Décider dans l'incertitude
L’aspect du livre, petit format et couverture cartonnée, évoque un bréviaire, au moins un catéchisme. La comparaison n’est pas péjorative : les desseins de la Providence sont impénétrables, ceux de l’ennemi pareillement ; la quête de Dieu nourrit la vie, l’incertitude est le fond de la stratégie. C’est ce constat (on veut dire le second) que Vincent Desportes développe, avec le talent et le sérieux que les lecteurs de notre revue lui connaissent.
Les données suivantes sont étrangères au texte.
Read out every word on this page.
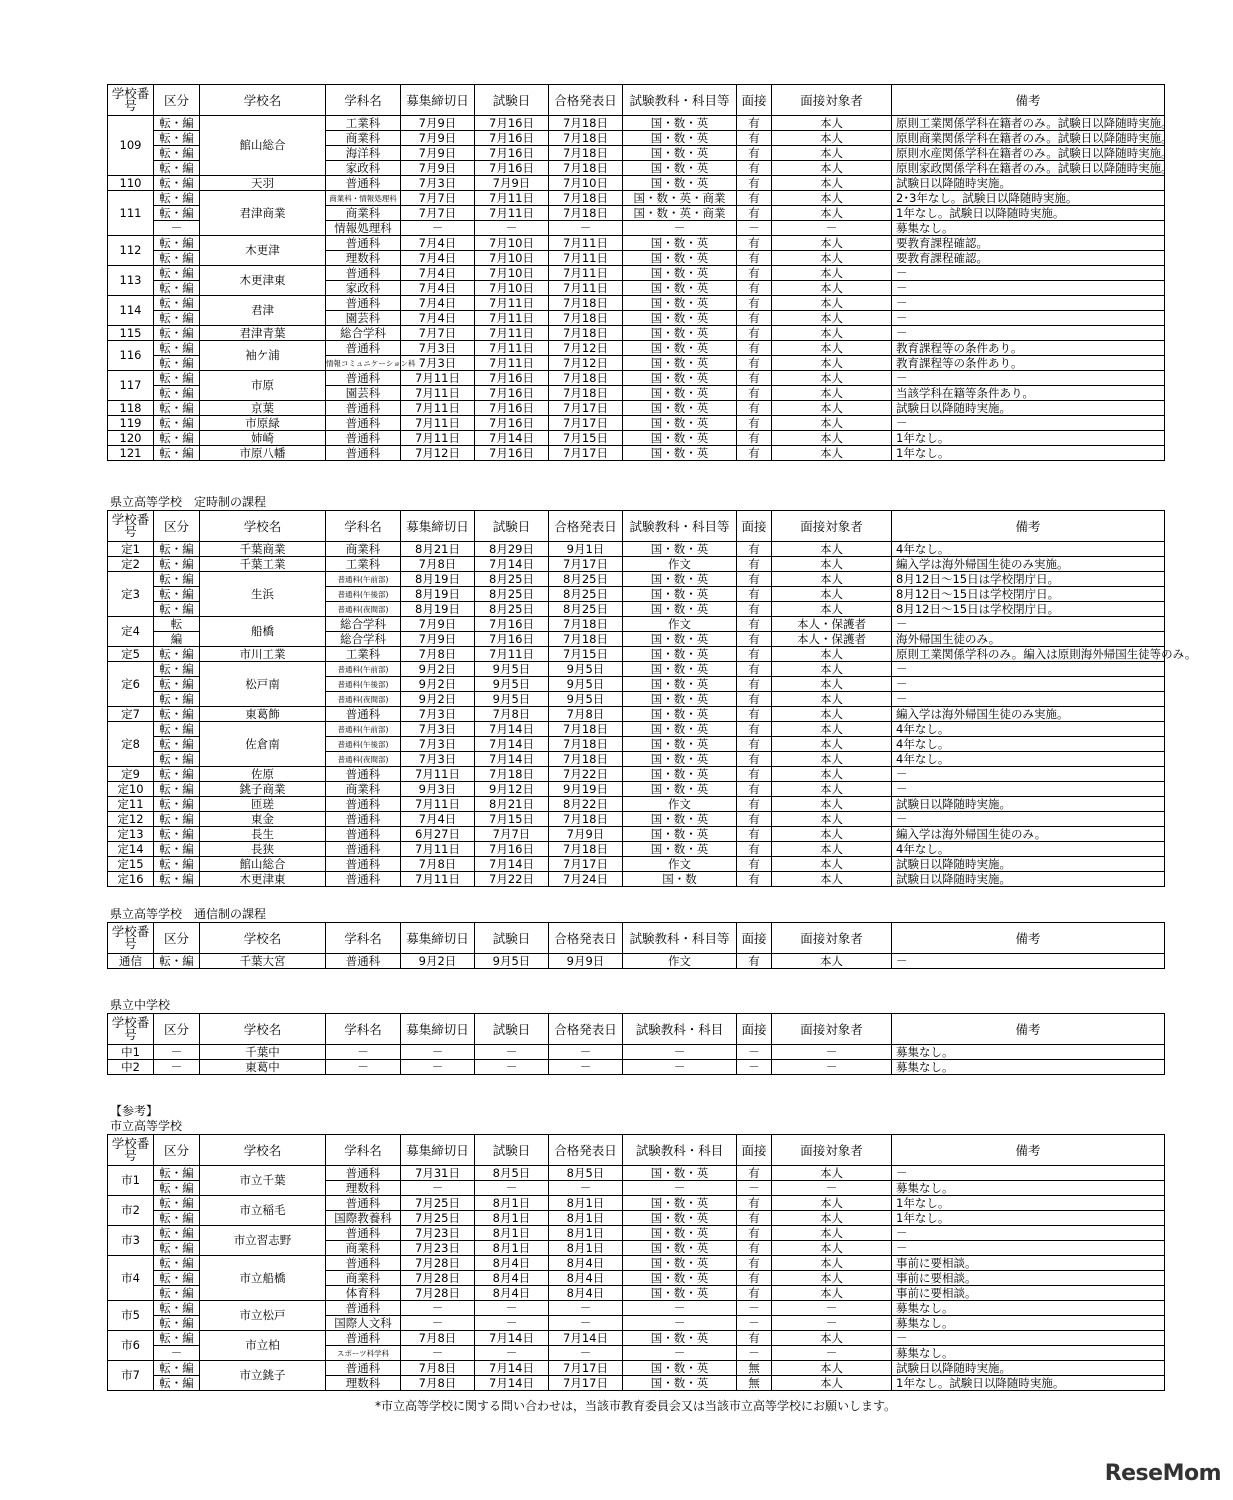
学校番号	区分	学校名	学科名	募集締切日	試験日	合格発表日	試験教科・科目等	面接	面接対象者	備考
109	転・編	館山総合	工業科	7月9日	7月16日	7月18日	国・数・英	有	本人	原則工業関係学科在籍者のみ。試験日以降随時実施。
	転・編		商業科	7月9日	7月16日	7月18日	国・数・英	有	本人	原則商業関係学科在籍者のみ。試験日以降随時実施。
	転・編		海洋科	7月9日	7月16日	7月18日	国・数・英	有	本人	原則水産関係学科在籍者のみ。試験日以降随時実施。
	転・編		家政科	7月9日	7月16日	7月18日	国・数・英	有	本人	原則家政関係学科在籍者のみ。試験日以降随時実施。
110	転・編	天羽	普通科	7月3日	7月9日	7月10日	国・数・英	有	本人	試験日以降随時実施。
111	転・編	君津商業	商業科・情報処理科	7月7日	7月11日	7月18日	国・数・英・商業	有	本人	2･3年なし。試験日以降随時実施。
	転・編		商業科	7月7日	7月11日	7月18日	国・数・英・商業	有	本人	1年なし。試験日以降随時実施。
	－		情報処理科	－	－	－	－	－	－	募集なし。
112	転・編	木更津	普通科	7月4日	7月10日	7月11日	国・数・英	有	本人	要教育課程確認。
	転・編		理数科	7月4日	7月10日	7月11日	国・数・英	有	本人	要教育課程確認。
113	転・編	木更津東	普通科	7月4日	7月10日	7月11日	国・数・英	有	本人	－
	転・編		家政科	7月4日	7月10日	7月11日	国・数・英	有	本人	－
114	転・編	君津	普通科	7月4日	7月11日	7月18日	国・数・英	有	本人	－
	転・編		園芸科	7月4日	7月11日	7月18日	国・数・英	有	本人	－
115	転・編	君津青葉	総合学科	7月7日	7月11日	7月18日	国・数・英	有	本人	－
116	転・編	袖ケ浦	普通科	7月3日	7月11日	7月12日	国・数・英	有	本人	教育課程等の条件あり。
	転・編		情報コミュニケーション科	7月3日	7月11日	7月12日	国・数・英	有	本人	教育課程等の条件あり。
117	転・編	市原	普通科	7月11日	7月16日	7月18日	国・数・英	有	本人	－
	転・編		園芸科	7月11日	7月16日	7月18日	国・数・英	有	本人	当該学科在籍等条件あり。
118	転・編	京葉	普通科	7月11日	7月16日	7月17日	国・数・英	有	本人	試験日以降随時実施。
119	転・編	市原緑	普通科	7月11日	7月16日	7月17日	国・数・英	有	本人	－
120	転・編	姉崎	普通科	7月11日	7月14日	7月15日	国・数・英	有	本人	1年なし。
121	転・編	市原八幡	普通科	7月12日	7月16日	7月17日	国・数・英	有	本人	1年なし。
県立高等学校　定時制の課程
学校番号	区分	学校名	学科名	募集締切日	試験日	合格発表日	試験教科・科目等	面接	面接対象者	備考
定1	転・編	千葉商業	商業科	8月21日	8月29日	9月1日	国・数・英	有	本人	4年なし。
定2	転・編	千葉工業	工業科	7月8日	7月14日	7月17日	作文	有	本人	編入学は海外帰国生徒のみ実施。
定3	転・編	生浜	普通科(午前部)	8月19日	8月25日	8月25日	国・数・英	有	本人	8月12日～15日は学校閉庁日。
	転・編		普通科(午後部)	8月19日	8月25日	8月25日	国・数・英	有	本人	8月12日～15日は学校閉庁日。
	転・編		普通科(夜間部)	8月19日	8月25日	8月25日	国・数・英	有	本人	8月12日～15日は学校閉庁日。
定4	転	船橋	総合学科	7月9日	7月16日	7月18日	作文	有	本人・保護者	－
	編		総合学科	7月9日	7月16日	7月18日	国・数・英	有	本人・保護者	海外帰国生徒のみ。
定5	転・編	市川工業	工業科	7月8日	7月11日	7月15日	国・数・英	有	本人	原則工業関係学科のみ。編入は原則海外帰国生徒等のみ。
定6	転・編	松戸南	普通科(午前部)	9月2日	9月5日	9月5日	国・数・英	有	本人	－
	転・編		普通科(午後部)	9月2日	9月5日	9月5日	国・数・英	有	本人	－
	転・編		普通科(夜間部)	9月2日	9月5日	9月5日	国・数・英	有	本人	－
定7	転・編	東葛飾	普通科	7月3日	7月8日	7月8日	国・数・英	有	本人	編入学は海外帰国生徒のみ実施。
定8	転・編	佐倉南	普通科(午前部)	7月3日	7月14日	7月18日	国・数・英	有	本人	4年なし。
	転・編		普通科(午後部)	7月3日	7月14日	7月18日	国・数・英	有	本人	4年なし。
	転・編		普通科(夜間部)	7月3日	7月14日	7月18日	国・数・英	有	本人	4年なし。
定9	転・編	佐原	普通科	7月11日	7月18日	7月22日	国・数・英	有	本人	－
定10	転・編	銚子商業	商業科	9月3日	9月12日	9月19日	国・数・英	有	本人	－
定11	転・編	匝瑳	普通科	7月11日	8月21日	8月22日	作文	有	本人	試験日以降随時実施。
定12	転・編	東金	普通科	7月4日	7月15日	7月18日	国・数・英	有	本人	－
定13	転・編	長生	普通科	6月27日	7月7日	7月9日	国・数・英	有	本人	編入学は海外帰国生徒のみ。
定14	転・編	長狭	普通科	7月11日	7月16日	7月18日	国・数・英	有	本人	4年なし。
定15	転・編	館山総合	普通科	7月8日	7月14日	7月17日	作文	有	本人	試験日以降随時実施。
定16	転・編	木更津東	普通科	7月11日	7月22日	7月24日	国・数	有	本人	試験日以降随時実施。
県立高等学校　通信制の課程
学校番号	区分	学校名	学科名	募集締切日	試験日	合格発表日	試験教科・科目等	面接	面接対象者	備考
通信	転・編	千葉大宮	普通科	9月2日	9月5日	9月9日	作文	有	本人	－
県立中学校
学校番号	区分	学校名	学科名	募集締切日	試験日	合格発表日	試験教科・科目	面接	面接対象者	備考
中1	－	千葉中	－	－	－	－	－	－	－	募集なし。
中2	－	東葛中	－	－	－	－	－	－	－	募集なし。
【参考】
市立高等学校
学校番号	区分	学校名	学科名	募集締切日	試験日	合格発表日	試験教科・科目	面接	面接対象者	備考
市1	転・編	市立千葉	普通科	7月31日	8月5日	8月5日	国・数・英	有	本人	－
	転・編		理数科	－	－	－	－	－	－	募集なし。
市2	転・編	市立稲毛	普通科	7月25日	8月1日	8月1日	国・数・英	有	本人	1年なし。
	転・編		国際教養科	7月25日	8月1日	8月1日	国・数・英	有	本人	1年なし。
市3	転・編	市立習志野	普通科	7月23日	8月1日	8月1日	国・数・英	有	本人	－
	転・編		商業科	7月23日	8月1日	8月1日	国・数・英	有	本人	－
市4	転・編	市立船橋	普通科	7月28日	8月4日	8月4日	国・数・英	有	本人	事前に要相談。
	転・編		商業科	7月28日	8月4日	8月4日	国・数・英	有	本人	事前に要相談。
	転・編		体育科	7月28日	8月4日	8月4日	国・数・英	有	本人	事前に要相談。
市5	転・編	市立松戸	普通科	－	－	－	－	－	－	募集なし。
	転・編		国際人文科	－	－	－	－	－	－	募集なし。
市6	転・編	市立柏	普通科	7月8日	7月14日	7月14日	国・数・英	有	本人	－
	－		スポーツ科学科	－	－	－	－	－	－	募集なし。
市7	転・編	市立銚子	普通科	7月8日	7月14日	7月17日	国・数・英	無	本人	試験日以降随時実施。
	転・編		理数科	7月8日	7月14日	7月17日	国・数・英	無	本人	1年なし。試験日以降随時実施。
*市立高等学校に関する問い合わせは，当該市教育委員会又は当該市立高等学校にお願いします。
ReseMom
Le sujet foisonne, il est présenté fort simplement : l’incertitude étant (première partie), comment s’en accommoder ? (seconde partie).
Le propre de la décision est d’être irréductible au « calcul arithmétique ». Clausewitz, le bien-aimé de Vincent Desportes, nomme friction le poids des hommes et des choses. Friction pour Clausewitz, brouillard pour d’autres, l’incertitude, reine des batailles, condamne « les fadaises de tous les faiseurs de systèmes ». Le chef militaire doit se satisfaire, modestement, d’une « rationalité limitée ». L’histoire elle-même, dont l’étude est certes indispensable, est trompeuse : elle a la clarté de ce qui est advenu.
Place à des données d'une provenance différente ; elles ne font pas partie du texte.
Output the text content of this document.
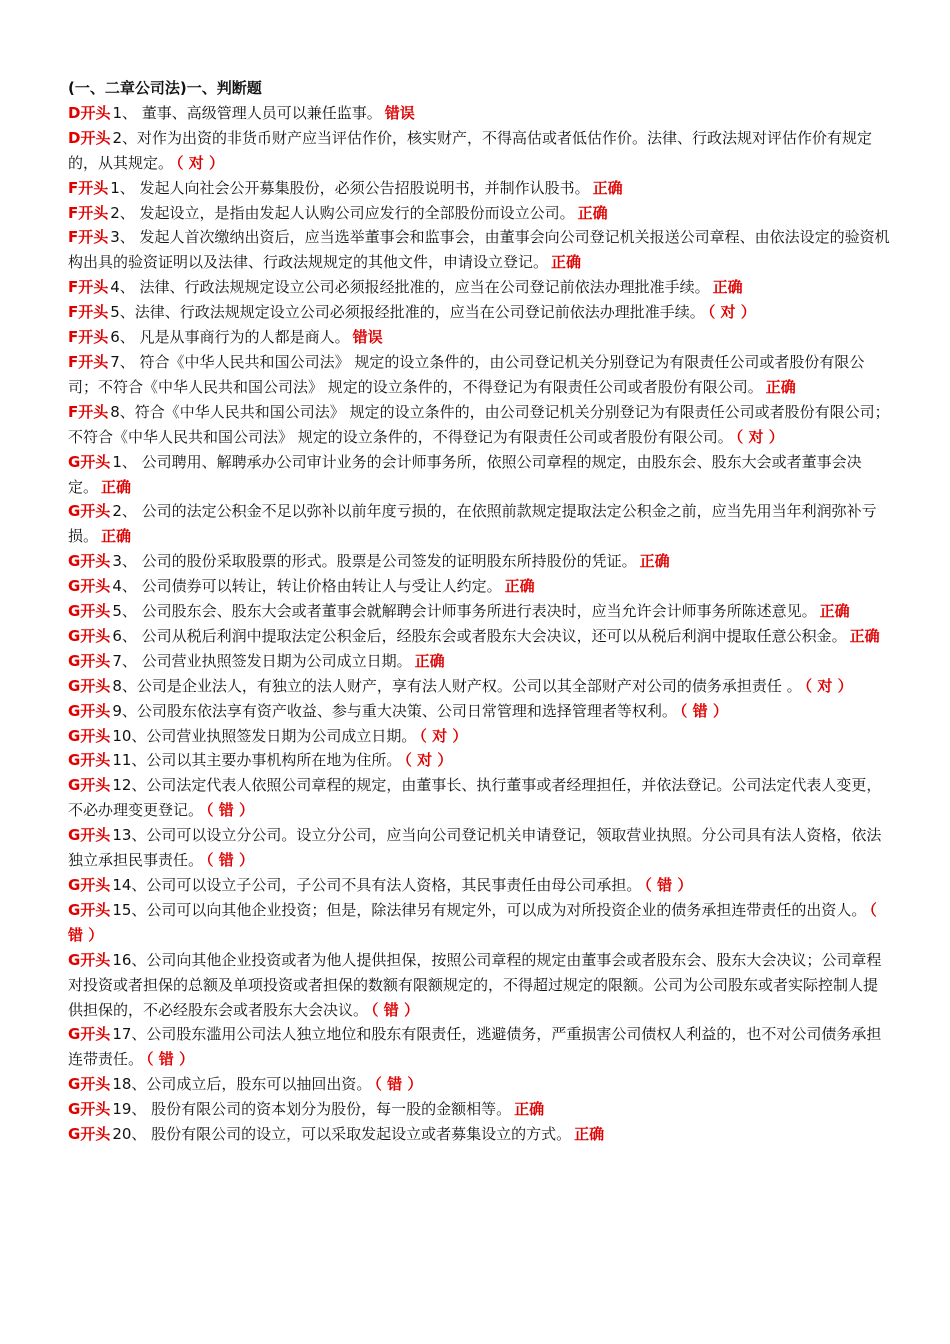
(一、二章公司法)一、判断题

D开头 1、 董事、高级管理人员可以兼任监事。 错误

D开头 2、对作为出资的非货币财产应当评估作价，核实财产，不得高估或者低估作价。法律、行政法规对评估作价有规定的，从其规定。 （ 对 ）

F开头 1、 发起人向社会公开募集股份，必须公告招股说明书，并制作认股书。 正确

F开头 2、 发起设立，是指由发起人认购公司应发行的全部股份而设立公司。 正确

F开头 3、 发起人首次缴纳出资后，应当选举董事会和监事会，由董事会向公司登记机关报送公司章程、由依法设定的验资机构出具的验资证明以及法律、行政法规规定的其他文件，申请设立登记。 正确

F开头 4、 法律、行政法规规定设立公司必须报经批准的，应当在公司登记前依法办理批准手续。 正确

F开头 5、法律、行政法规规定设立公司必须报经批准的，应当在公司登记前依法办理批准手续。 （ 对 ）

F开头 6、 凡是从事商行为的人都是商人。 错误

F开头 7、 符合《中华人民共和国公司法》 规定的设立条件的，由公司登记机关分别登记为有限责任公司或者股份有限公司；不符合《中华人民共和国公司法》 规定的设立条件的，不得登记为有限责任公司或者股份有限公司。 正确

F开头 8、符合《中华人民共和国公司法》 规定的设立条件的，由公司登记机关分别登记为有限责任公司或者股份有限公司；不符合《中华人民共和国公司法》 规定的设立条件的，不得登记为有限责任公司或者股份有限公司。 （ 对 ）

G开头 1、 公司聘用、解聘承办公司审计业务的会计师事务所，依照公司章程的规定，由股东会、股东大会或者董事会决定。 正确

G开头 2、 公司的法定公积金不足以弥补以前年度亏损的，在依照前款规定提取法定公积金之前，应当先用当年利润弥补亏损。 正确

G开头 3、 公司的股份采取股票的形式。股票是公司签发的证明股东所持股份的凭证。 正确

G开头 4、 公司债券可以转让，转让价格由转让人与受让人约定。 正确

G开头 5、 公司股东会、股东大会或者董事会就解聘会计师事务所进行表决时，应当允许会计师事务所陈述意见。 正确

G开头 6、 公司从税后利润中提取法定公积金后，经股东会或者股东大会决议，还可以从税后利润中提取任意公积金。 正确

G开头 7、 公司营业执照签发日期为公司成立日期。 正确

G开头 8、公司是企业法人，有独立的法人财产，享有法人财产权。公司以其全部财产对公司的债务承担责任 。 （ 对 ）

G开头 9、公司股东依法享有资产收益、参与重大决策、公司日常管理和选择管理者等权利。 （ 错 ）

G开头 10、公司营业执照签发日期为公司成立日期。 （ 对 ）

G开头 11、公司以其主要办事机构所在地为住所。 （ 对 ）

G开头 12、公司法定代表人依照公司章程的规定，由董事长、执行董事或者经理担任，并依法登记。公司法定代表人变更，不必办理变更登记。 （ 错 ）

G开头 13、公司可以设立分公司。设立分公司，应当向公司登记机关申请登记，领取营业执照。分公司具有法人资格，依法独立承担民事责任。 （ 错 ）

G开头 14、公司可以设立子公司，子公司不具有法人资格，其民事责任由母公司承担。 （ 错 ）

G开头 15、公司可以向其他企业投资；但是，除法律另有规定外，可以成为对所投资企业的债务承担连带责任的出资人。 （ 错 ）

G开头 16、公司向其他企业投资或者为他人提供担保，按照公司章程的规定由董事会或者股东会、股东大会决议；公司章程对投资或者担保的总额及单项投资或者担保的数额有限额规定的，不得超过规定的限额。公司为公司股东或者实际控制人提供担保的，不必经股东会或者股东大会决议。 （ 错 ）

G开头 17、公司股东滥用公司法人独立地位和股东有限责任，逃避债务，严重损害公司债权人利益的，也不对公司债务承担连带责任。 （ 错 ）

G开头 18、公司成立后，股东可以抽回出资。 （ 错 ）

G开头 19、 股份有限公司的资本划分为股份，每一股的金额相等。 正确

G开头 20、 股份有限公司的设立，可以采取发起设立或者募集设立的方式。 正确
Au fond de ce sombre tableau se profile la figure du stratège, « la certitude de l’incertitude », dit Edgar Morin, « conduit à la stratégie ». L’incertitude, voilà l’ennemi, et l’ennemi de l’ennemi. Pour l’un et l’autre parti, gérer l’incertain est une cruelle nécessité. Nos états-majors s’y emploient, mais ce diable de Vincent Desportes met en question nombre d’idées nouvellement reçues. La technologie dissipe le brouillard de la guerre ? La prolifération des informations l’épaissit ! La planification de la bataille rassure ? Elle crée l’illusion d’une logique linéaire ! Face à l’imprévisible, on façonne les unités en modules à toutes fins ? La modularité (« bidularité » disent les méchants) a ses limites et l’auteur fait l’éloge de la bonne vieille structure pyramidale où l’on savait qui était qui ! C’est au-delà de ces perspectives incertaines que l’auteur montre la voie à l’apprenti stratège. La bataille engagée, la constitution et le maintien de réserves sont le seul véritable outil dont le chef dispose. Les ordres doivent être délibérément écourtés, laissant large place à l’initiative des subordonnés. Ceux-ci seront guidés moins par une doctrine, indispensable mais dangereuse, que par une communauté de pensée. La guerre américaine en Irak fournit à l’auteur un riche support à sa démonstration. Ce n’est pourtant pas la chevauchée vers Bagdad, abondamment commentée, qui fait problème, mais sa suite déplorable. Allons-nous prendre Vincent Desportes en défaut ?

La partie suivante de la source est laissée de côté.